Alors j'ai décidé de lui laisser une chance. Dimanche prochain, je monte le voir dès qu'il aura allumé son engin. Je peux supporter un peu d'boucan, je m'y suis même habitué, à force, mais là, ça dépasse tout. On peut supposer que c'est comme ça qu'il attire ses victimes et que, si j'vais râler, j'vais y passer, mais putain, REFLECHIS, j'en aurais entendu parler si d'autres connards de voisins avaient subitement disparu de la surface de l'immeuble. J'les entends aussi, ces veaux. Pas d'problème, ils sont toujours là.

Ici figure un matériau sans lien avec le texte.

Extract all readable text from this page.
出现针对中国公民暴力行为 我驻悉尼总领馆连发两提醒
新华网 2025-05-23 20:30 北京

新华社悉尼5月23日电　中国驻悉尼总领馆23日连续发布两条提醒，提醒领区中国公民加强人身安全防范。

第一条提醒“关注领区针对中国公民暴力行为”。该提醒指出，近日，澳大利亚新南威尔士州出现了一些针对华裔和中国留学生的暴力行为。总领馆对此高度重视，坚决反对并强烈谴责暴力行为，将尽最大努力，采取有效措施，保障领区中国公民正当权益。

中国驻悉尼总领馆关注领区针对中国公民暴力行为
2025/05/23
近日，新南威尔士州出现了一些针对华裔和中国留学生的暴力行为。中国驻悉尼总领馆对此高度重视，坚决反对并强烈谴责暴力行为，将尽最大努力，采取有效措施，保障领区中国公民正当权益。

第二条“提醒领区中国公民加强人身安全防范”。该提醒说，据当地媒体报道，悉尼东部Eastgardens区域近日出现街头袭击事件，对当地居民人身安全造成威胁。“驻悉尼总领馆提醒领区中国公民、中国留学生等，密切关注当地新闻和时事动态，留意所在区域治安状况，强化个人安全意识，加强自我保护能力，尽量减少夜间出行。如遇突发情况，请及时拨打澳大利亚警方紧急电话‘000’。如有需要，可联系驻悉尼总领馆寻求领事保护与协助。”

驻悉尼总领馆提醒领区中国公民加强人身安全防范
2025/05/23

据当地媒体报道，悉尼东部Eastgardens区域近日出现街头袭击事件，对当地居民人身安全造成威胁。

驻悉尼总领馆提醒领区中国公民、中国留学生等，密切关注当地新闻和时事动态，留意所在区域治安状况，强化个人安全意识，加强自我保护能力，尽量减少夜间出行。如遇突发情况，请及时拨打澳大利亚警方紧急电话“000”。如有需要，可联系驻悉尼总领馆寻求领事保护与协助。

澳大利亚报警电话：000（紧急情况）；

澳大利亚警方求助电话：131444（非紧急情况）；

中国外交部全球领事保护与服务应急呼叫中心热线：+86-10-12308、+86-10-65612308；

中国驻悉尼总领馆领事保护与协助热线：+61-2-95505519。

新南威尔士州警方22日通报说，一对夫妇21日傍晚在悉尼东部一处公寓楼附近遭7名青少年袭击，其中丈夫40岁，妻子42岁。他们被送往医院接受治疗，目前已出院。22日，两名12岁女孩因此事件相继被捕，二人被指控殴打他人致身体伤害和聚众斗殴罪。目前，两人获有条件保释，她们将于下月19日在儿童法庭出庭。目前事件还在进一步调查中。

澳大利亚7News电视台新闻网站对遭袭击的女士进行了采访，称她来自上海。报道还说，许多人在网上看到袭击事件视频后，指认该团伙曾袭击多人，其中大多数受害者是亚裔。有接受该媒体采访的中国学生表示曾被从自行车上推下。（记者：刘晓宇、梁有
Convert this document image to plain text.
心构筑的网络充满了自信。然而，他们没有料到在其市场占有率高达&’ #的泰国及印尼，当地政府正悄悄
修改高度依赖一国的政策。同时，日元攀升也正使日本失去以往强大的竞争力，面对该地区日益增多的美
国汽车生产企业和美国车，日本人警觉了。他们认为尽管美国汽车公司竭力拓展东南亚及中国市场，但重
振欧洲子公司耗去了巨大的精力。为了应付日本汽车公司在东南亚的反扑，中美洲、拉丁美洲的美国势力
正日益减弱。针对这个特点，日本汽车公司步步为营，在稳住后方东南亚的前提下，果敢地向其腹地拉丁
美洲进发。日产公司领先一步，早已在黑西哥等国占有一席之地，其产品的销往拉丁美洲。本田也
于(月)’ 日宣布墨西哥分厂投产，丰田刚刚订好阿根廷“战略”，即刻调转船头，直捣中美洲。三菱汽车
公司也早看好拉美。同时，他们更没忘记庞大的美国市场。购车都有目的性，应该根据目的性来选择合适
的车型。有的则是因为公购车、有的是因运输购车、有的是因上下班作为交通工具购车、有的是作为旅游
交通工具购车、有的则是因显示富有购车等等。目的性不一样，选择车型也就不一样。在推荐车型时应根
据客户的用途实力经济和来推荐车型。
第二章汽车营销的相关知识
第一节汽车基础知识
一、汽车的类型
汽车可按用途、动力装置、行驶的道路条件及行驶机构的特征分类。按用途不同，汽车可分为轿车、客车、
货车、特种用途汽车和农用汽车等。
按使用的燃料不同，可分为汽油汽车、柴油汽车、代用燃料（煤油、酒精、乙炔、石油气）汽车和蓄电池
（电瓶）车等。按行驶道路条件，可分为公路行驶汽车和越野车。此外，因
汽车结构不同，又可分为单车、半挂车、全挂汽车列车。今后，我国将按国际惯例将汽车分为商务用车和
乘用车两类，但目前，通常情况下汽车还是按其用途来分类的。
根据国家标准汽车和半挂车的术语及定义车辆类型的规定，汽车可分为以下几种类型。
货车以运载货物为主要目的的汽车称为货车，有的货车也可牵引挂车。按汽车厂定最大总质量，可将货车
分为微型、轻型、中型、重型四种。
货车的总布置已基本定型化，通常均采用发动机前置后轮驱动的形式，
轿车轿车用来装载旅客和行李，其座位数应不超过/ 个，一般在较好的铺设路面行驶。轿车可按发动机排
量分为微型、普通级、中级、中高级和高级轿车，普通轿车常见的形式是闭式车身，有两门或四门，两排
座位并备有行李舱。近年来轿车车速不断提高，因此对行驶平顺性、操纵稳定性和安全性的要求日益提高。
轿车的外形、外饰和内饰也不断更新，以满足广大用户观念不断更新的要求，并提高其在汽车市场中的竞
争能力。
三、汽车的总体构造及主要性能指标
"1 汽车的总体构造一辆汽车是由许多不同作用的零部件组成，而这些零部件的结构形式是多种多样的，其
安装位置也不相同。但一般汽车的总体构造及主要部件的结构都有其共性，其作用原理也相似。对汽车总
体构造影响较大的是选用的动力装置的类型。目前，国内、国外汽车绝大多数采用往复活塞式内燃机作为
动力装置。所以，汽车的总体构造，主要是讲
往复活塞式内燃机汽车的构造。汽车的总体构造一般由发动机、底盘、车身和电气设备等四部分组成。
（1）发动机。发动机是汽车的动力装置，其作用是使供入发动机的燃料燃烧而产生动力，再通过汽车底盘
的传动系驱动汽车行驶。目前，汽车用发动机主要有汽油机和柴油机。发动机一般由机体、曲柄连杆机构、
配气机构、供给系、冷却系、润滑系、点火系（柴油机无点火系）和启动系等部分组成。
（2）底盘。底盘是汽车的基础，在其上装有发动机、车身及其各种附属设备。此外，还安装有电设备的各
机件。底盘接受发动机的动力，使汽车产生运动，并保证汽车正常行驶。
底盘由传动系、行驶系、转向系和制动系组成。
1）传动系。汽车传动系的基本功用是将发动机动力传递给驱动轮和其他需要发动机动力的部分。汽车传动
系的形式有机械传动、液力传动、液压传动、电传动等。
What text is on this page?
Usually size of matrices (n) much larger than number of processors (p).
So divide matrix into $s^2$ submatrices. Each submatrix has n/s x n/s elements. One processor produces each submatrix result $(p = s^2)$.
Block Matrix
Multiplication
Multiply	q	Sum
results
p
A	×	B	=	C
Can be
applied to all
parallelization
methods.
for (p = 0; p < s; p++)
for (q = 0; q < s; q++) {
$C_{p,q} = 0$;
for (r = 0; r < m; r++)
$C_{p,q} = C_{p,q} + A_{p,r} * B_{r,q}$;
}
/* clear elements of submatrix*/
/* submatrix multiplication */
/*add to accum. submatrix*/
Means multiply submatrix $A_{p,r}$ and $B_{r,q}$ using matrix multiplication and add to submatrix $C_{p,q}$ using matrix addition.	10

Et dimanche, c'est demain. Alors je me couche et je mets du temps à m'endormir. J'ai un peu les chocottes, tu comprends? Je repense à certains vieux Fulci, l'image d'Anthony Hopkins me vient à l'esprit, aussitôt remplacée par celle de Leather Face. Je m'endors enfin et rêve de viscères en pâte à modeler.
Vrrrrrrrrrrrrr...
Et merde.
Je regarde le réveil, un vieux comme moi, avec des aiguilles qui font du bruit et une paire de cloches qui font mal aux tympans quand l'alarme se met à hurler. Moi j'm'en fous. J'suis à moitié sourdingue et , de toute façon, j'me réveille quand je veux. Ben oui, j'suis à la retraite et je vous emmerde. En tout cas, il est six heures dix et ça fait chier.
Je m'habille. C'est marrant comme j'ai plus du tout la trouille. J'suis énervé, j'ai mal dormi, j'aurai sa peau. Je me relève laborieusement après avoir noué mes lacets et considère un instant la possibilité hautement envisageable que mon voisin du dessus soit bel et bien un tueur en série. J'arrive presque à me convaincre de me munir d'un couteau de cuisine, un long et effilé, genre la version maousse de l'Opinel.
« Vieux con », me dis-je. Je me précipite vers mon Aka 47 et sors de l'appartement.
Pour l'Aka 47, je déconnais.
En tout cas, là-haut, ça découpe, ça dépiaute, ça déchire à tout va. D'accord, y a pas de plaintes, de gémissements, de sanglots brusquement interrompus. Juste un benêt qui fait joujou avec sa tronçonneuse. Foutredieu! Et si c'était un gadget sexuel?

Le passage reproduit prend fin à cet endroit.